Pandas
Pandas is a way to easily analyze data in a tabular format. It is composed of Series that are put together to create DataFrames.
Import
Below is the convention for importing pandas.
import pandas as pd
Series
To create a series, simply pass any iterable to the pd.Series()
command.
my_series = pd.Series(["one", "two", "three"])
Access elements of a series
Series can be accessed the same way most iterables are accessed in python.
To get a single value.
third_element = series[3]
To get a range of values.
third_to_sixth = series[3:7]
One advantage of using a custom index is that you can then fetch elements through that index.
get_value_for_jack = series["jack"]
Warning
Fetching a value in a series only functions similarly to a list if using the default index. Otherwise, it will fetch based on the index provided. The snippet below would only fetch the second element if the label 2
has not been assigned to a value elsewhere.
get_second_value = series[2]
Additionally, if there are two or more values attached to a single label, pandas will return all of them, not just the first.

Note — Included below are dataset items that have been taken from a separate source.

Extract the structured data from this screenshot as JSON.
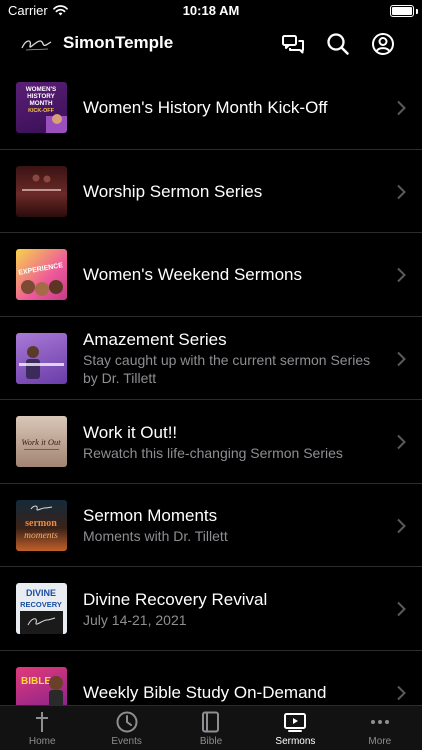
{
  "status_bar": {
    "carrier": "Carrier",
    "time": "10:18 AM"
  },
  "header": {
    "logo_text": "Simon",
    "title": "SimonTemple"
  },
  "list": [
    {
      "title": "Women's History Month Kick-Off",
      "subtitle": "",
      "thumb_lines": [
        "WOMEN'S",
        "HISTORY",
        "MONTH",
        "KICK-OFF"
      ]
    },
    {
      "title": "Worship Sermon Series",
      "subtitle": ""
    },
    {
      "title": "Women's Weekend Sermons",
      "subtitle": "",
      "thumb_lines": [
        "EXPERIENCE"
      ]
    },
    {
      "title": "Amazement Series",
      "subtitle": "Stay caught up with the current sermon Series by Dr. Tillett"
    },
    {
      "title": "Work it Out!!",
      "subtitle": "Rewatch this life-changing Sermon Series",
      "thumb_lines": [
        "Work it Out"
      ]
    },
    {
      "title": "Sermon Moments",
      "subtitle": "Moments with Dr. Tillett",
      "thumb_lines": [
        "sermon",
        "moments"
      ]
    },
    {
      "title": "Divine Recovery Revival",
      "subtitle": "July 14-21, 2021",
      "thumb_lines": [
        "DIVINE",
        "RECOVERY"
      ]
    },
    {
      "title": "Weekly Bible Study On-Demand",
      "subtitle": "",
      "thumb_lines": [
        "BIBLE"
      ]
    }
  ],
  "tabs": [
    {
      "label": "Home",
      "icon": "cross-icon",
      "active": false
    },
    {
      "label": "Events",
      "icon": "clock-icon",
      "active": false
    },
    {
      "label": "Bible",
      "icon": "book-icon",
      "active": false
    },
    {
      "label": "Sermons",
      "icon": "play-screen-icon",
      "active": true
    },
    {
      "label": "More",
      "icon": "ellipsis-icon",
      "active": false
    }
  ],
  "colors": {
    "background": "#000000",
    "separator": "#2c2c2e",
    "secondary_text": "#8e8e93",
    "tab_bar": "#121212"
  }
}
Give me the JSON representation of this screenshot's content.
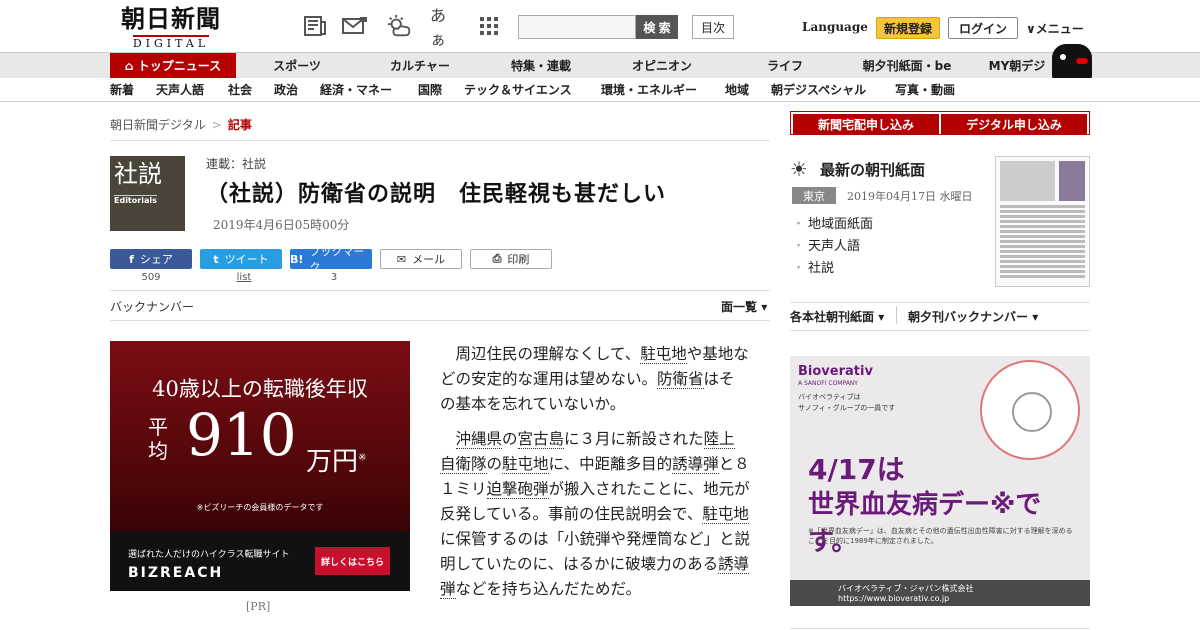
{
  "header": {
    "logo_main": "朝日新聞",
    "logo_sub": "DIGITAL",
    "search_button": "検 索",
    "toc_button": "目次",
    "language": "Language",
    "signup": "新規登録",
    "login": "ログイン",
    "menu": "メニュー",
    "icons": [
      "newspaper-icon",
      "mail-icon",
      "weather-icon",
      "font-size-icon",
      "grid-menu-icon"
    ],
    "font_icon_text": "あぁ"
  },
  "nav_primary": [
    "トップニュース",
    "スポーツ",
    "カルチャー",
    "特集・連載",
    "オピニオン",
    "ライフ",
    "朝夕刊紙面・be",
    "MY朝デジ"
  ],
  "nav_secondary": [
    "新着",
    "天声人語",
    "社会",
    "政治",
    "経済・マネー",
    "国際",
    "テック＆サイエンス",
    "環境・エネルギー",
    "地域",
    "朝デジスペシャル",
    "写真・動画"
  ],
  "breadcrumb": {
    "home": "朝日新聞デジタル",
    "sep": ">",
    "current": "記事"
  },
  "article": {
    "thumb_kanji": "社説",
    "thumb_en": "Editorials",
    "series": "連載：社説",
    "title": "（社説）防衛省の説明　住民軽視も甚だしい",
    "date": "2019年4月6日05時00分",
    "share": [
      {
        "icon": "f",
        "label": "シェア",
        "count": "509"
      },
      {
        "icon": "t",
        "label": "ツイート",
        "count": "list"
      },
      {
        "icon": "B!",
        "label": "ブックマーク",
        "count": "3"
      },
      {
        "icon": "✉",
        "label": "メール",
        "count": ""
      },
      {
        "icon": "⎙",
        "label": "印刷",
        "count": ""
      }
    ],
    "back_numbers": "バックナンバー",
    "view_list": "面一覧",
    "paragraphs": [
      [
        "周辺住民の理解なくして、",
        {
          "u": "駐屯地"
        },
        "や基地などの安定的な運用は望めない。",
        {
          "u": "防衛省"
        },
        "はその基本を忘れていないか。"
      ],
      [
        {
          "u": "沖縄県"
        },
        "の",
        {
          "u": "宮古島"
        },
        "に３月に新設された",
        {
          "u": "陸上自衛隊"
        },
        "の",
        {
          "u": "駐屯地"
        },
        "に、中距離多目的",
        {
          "u": "誘導弾"
        },
        "と８１ミリ",
        {
          "u": "迫撃砲弾"
        },
        "が搬入されたことに、地元が反発している。事前の住民説明会で、",
        {
          "u": "駐屯地"
        },
        "に保管するのは「小銃弾や発煙筒など」と説明していたのに、はるかに破壊力のある",
        {
          "u": "誘導弾"
        },
        "などを持ち込んだためだ。"
      ]
    ]
  },
  "ad_left": {
    "line1": "40歳以上の転職後年収",
    "avg": "平均",
    "amount": "910",
    "unit": "万円",
    "mark": "※",
    "note": "※ビズリーチの会員様のデータです",
    "bottom_line": "選ばれた人だけのハイクラス転職サイト",
    "brand": "BIZREACH",
    "cta": "詳しくはこちら",
    "pr": "[PR]"
  },
  "right": {
    "tab_delivery": "新聞宅配申し込み",
    "tab_digital": "デジタル申し込み",
    "latest_title": "最新の朝刊紙面",
    "region": "東京",
    "date": "2019年04月17日 水曜日",
    "links": [
      "地域面紙面",
      "天声人語",
      "社説"
    ],
    "select_branch": "各本社朝刊紙面",
    "select_back": "朝夕刊バックナンバー"
  },
  "ad_right": {
    "brand": "Bioverativ",
    "brand_sub": "A SANOFI COMPANY",
    "intro1": "バイオベラティブは",
    "intro2": "サノフィ・グループの一員です",
    "date": "4/17は",
    "main": "世界血友病デー※です。",
    "small": "※「世界血友病デー」は、血友病とその他の遺伝性出血性障害に対する理解を深めることを目的に1989年に制定されました。",
    "footer": "バイオベラティブ・ジャパン株式会社　https://www.bioverativ.co.jp"
  }
}
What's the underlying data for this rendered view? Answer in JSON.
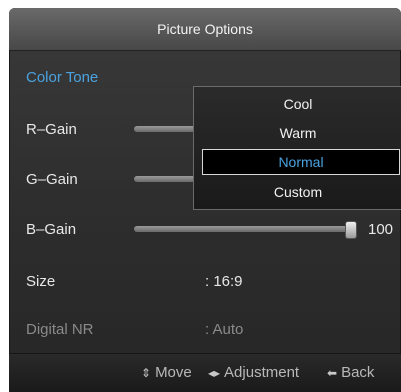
{
  "window": {
    "title": "Picture Options"
  },
  "menu": {
    "rows": [
      {
        "label": "Color Tone"
      },
      {
        "label": "R–Gain"
      },
      {
        "label": "G–Gain"
      },
      {
        "label": "B–Gain",
        "value": "100",
        "level": 1.0
      },
      {
        "label": "Size",
        "value": ": 16:9"
      },
      {
        "label": "Digital NR",
        "value": ": Auto"
      }
    ]
  },
  "dropdown": {
    "options": [
      "Cool",
      "Warm",
      "Normal",
      "Custom"
    ],
    "selected": "Normal"
  },
  "footer": {
    "move": "Move",
    "adjust": "Adjustment",
    "back": "Back",
    "move_icon": "updown-arrow-icon",
    "adjust_icon": "leftright-arrow-icon",
    "back_icon": "back-arrow-icon"
  },
  "colors": {
    "accent": "#4aa3e0",
    "disabled": "#8a8a8a"
  }
}
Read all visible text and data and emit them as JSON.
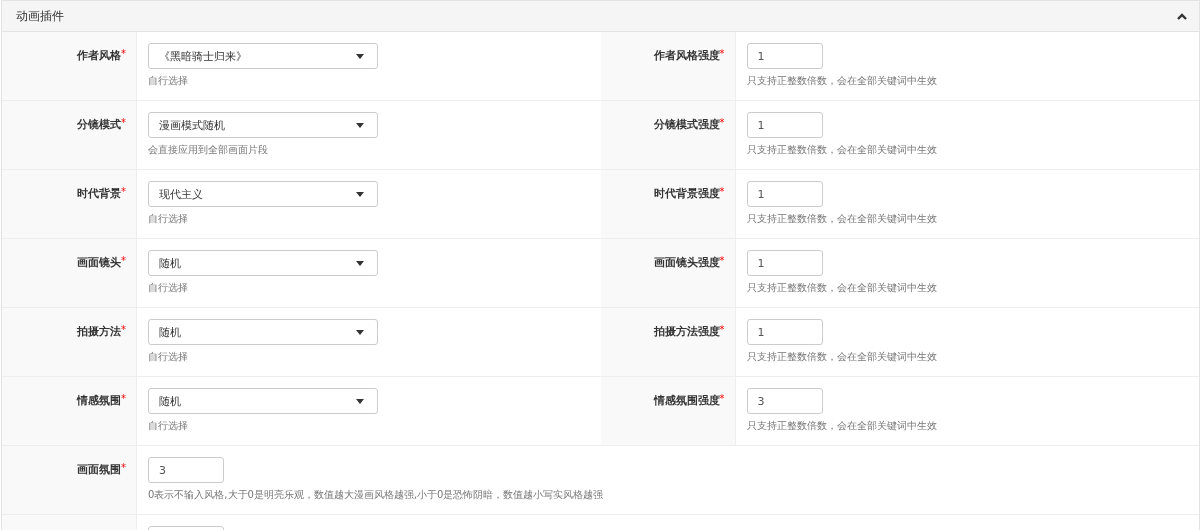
{
  "panel": {
    "title": "动画插件",
    "expanded": true
  },
  "rows": [
    {
      "cells": [
        {
          "label": "作者风格",
          "required_mark": "*",
          "kind": "select",
          "value": "《黑暗骑士归来》",
          "hint": "自行选择"
        },
        {
          "label": "作者风格强度",
          "required_mark": "*",
          "kind": "number",
          "value": "1",
          "hint": "只支持正整数倍数，会在全部关键词中生效"
        }
      ]
    },
    {
      "cells": [
        {
          "label": "分镜模式",
          "required_mark": "*",
          "kind": "select",
          "value": "漫画模式随机",
          "hint": "会直接应用到全部画面片段"
        },
        {
          "label": "分镜模式强度",
          "required_mark": "*",
          "kind": "number",
          "value": "1",
          "hint": "只支持正整数倍数，会在全部关键词中生效"
        }
      ]
    },
    {
      "cells": [
        {
          "label": "时代背景",
          "required_mark": "*",
          "kind": "select",
          "value": "现代主义",
          "hint": "自行选择"
        },
        {
          "label": "时代背景强度",
          "required_mark": "*",
          "kind": "number",
          "value": "1",
          "hint": "只支持正整数倍数，会在全部关键词中生效"
        }
      ]
    },
    {
      "cells": [
        {
          "label": "画面镜头",
          "required_mark": "*",
          "kind": "select",
          "value": "随机",
          "hint": "自行选择"
        },
        {
          "label": "画面镜头强度",
          "required_mark": "*",
          "kind": "number",
          "value": "1",
          "hint": "只支持正整数倍数，会在全部关键词中生效"
        }
      ]
    },
    {
      "cells": [
        {
          "label": "拍摄方法",
          "required_mark": "*",
          "kind": "select",
          "value": "随机",
          "hint": "自行选择"
        },
        {
          "label": "拍摄方法强度",
          "required_mark": "*",
          "kind": "number",
          "value": "1",
          "hint": "只支持正整数倍数，会在全部关键词中生效"
        }
      ]
    },
    {
      "cells": [
        {
          "label": "情感氛围",
          "required_mark": "*",
          "kind": "select",
          "value": "随机",
          "hint": "自行选择"
        },
        {
          "label": "情感氛围强度",
          "required_mark": "*",
          "kind": "number",
          "value": "3",
          "hint": "只支持正整数倍数，会在全部关键词中生效"
        }
      ]
    },
    {
      "cells": [
        {
          "label": "画面氛围",
          "required_mark": "*",
          "kind": "number",
          "value": "3",
          "hint": "0表示不输入风格,大于0是明亮乐观，数值越大漫画风格越强,小于0是恐怖阴暗，数值越小写实风格越强"
        }
      ]
    },
    {
      "cells": [
        {
          "kind": "number"
        }
      ]
    }
  ]
}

There is no requirement for a index to only contain unique values
DataFrames
Creation
DataFrames are created by either:
- Passing a list of iterables, where each iterable represents a row
my_dataframe = pd.DataFrame([[0, 1, 2], [3, 4, 5]])
Column names can be passed in with the columns=
parameter as a list.
- Passing a dictionary, where each key is the column name, and the values are an interable of values to create a column.
my_dataframe = pd.DataFrame({"col_name": [0, 3], "col_name2": [1, 4]})
Selection
Columns
df["a"] # Returns a series
df[["a"]] # Returns a dataframe
df[["a", "b"]] # Returns multiple columns as a df
The order in which the columns are specified are the order in which they are created in the returned dataframe.
Rows
df[:3] # Selects the first three rows of data
To select by position, use .iloc
not []
as this can get confusing with the index system
ser.iloc[4] # Selects the 5th element, 0-indexed
Both Columns and Rows
.iloc
can be used to find either entire rows, entire columns, or a particular point. The below will all return a series.
df.iloc[2, 2] # Returns the value in the 3rd row 3rd column
df.iloc[:, 2] # Returns the third column
df.iloc[2, :] # Returns the third row
To return a dataframe, place []
around the value.
df.iloc[[2], :] # Returns the third row as a df
If you are using the non-default index, it most likely makes sense to select on label instead. This is done with .loc
ser.loc["Vancouver"] # Returns the row with index Vancouver
Iteration
There are a couple of ways to iterate over rows in a dataframe:
for index, row in df.itterows():
y = row["col"]
However, this is slow. A better way, if possible, is to use a list comprehension.
result = [f(x) for x in df["col"]] # For a single column
result = [f(x, y) for x, y in zip(df["col1"], df["col2"])] # Two columns
Uniqueness
To check if all values in a column are unique, there are a couple methods:
result = df["column"].is_unique
# or
result = df["column"].duplicated().any()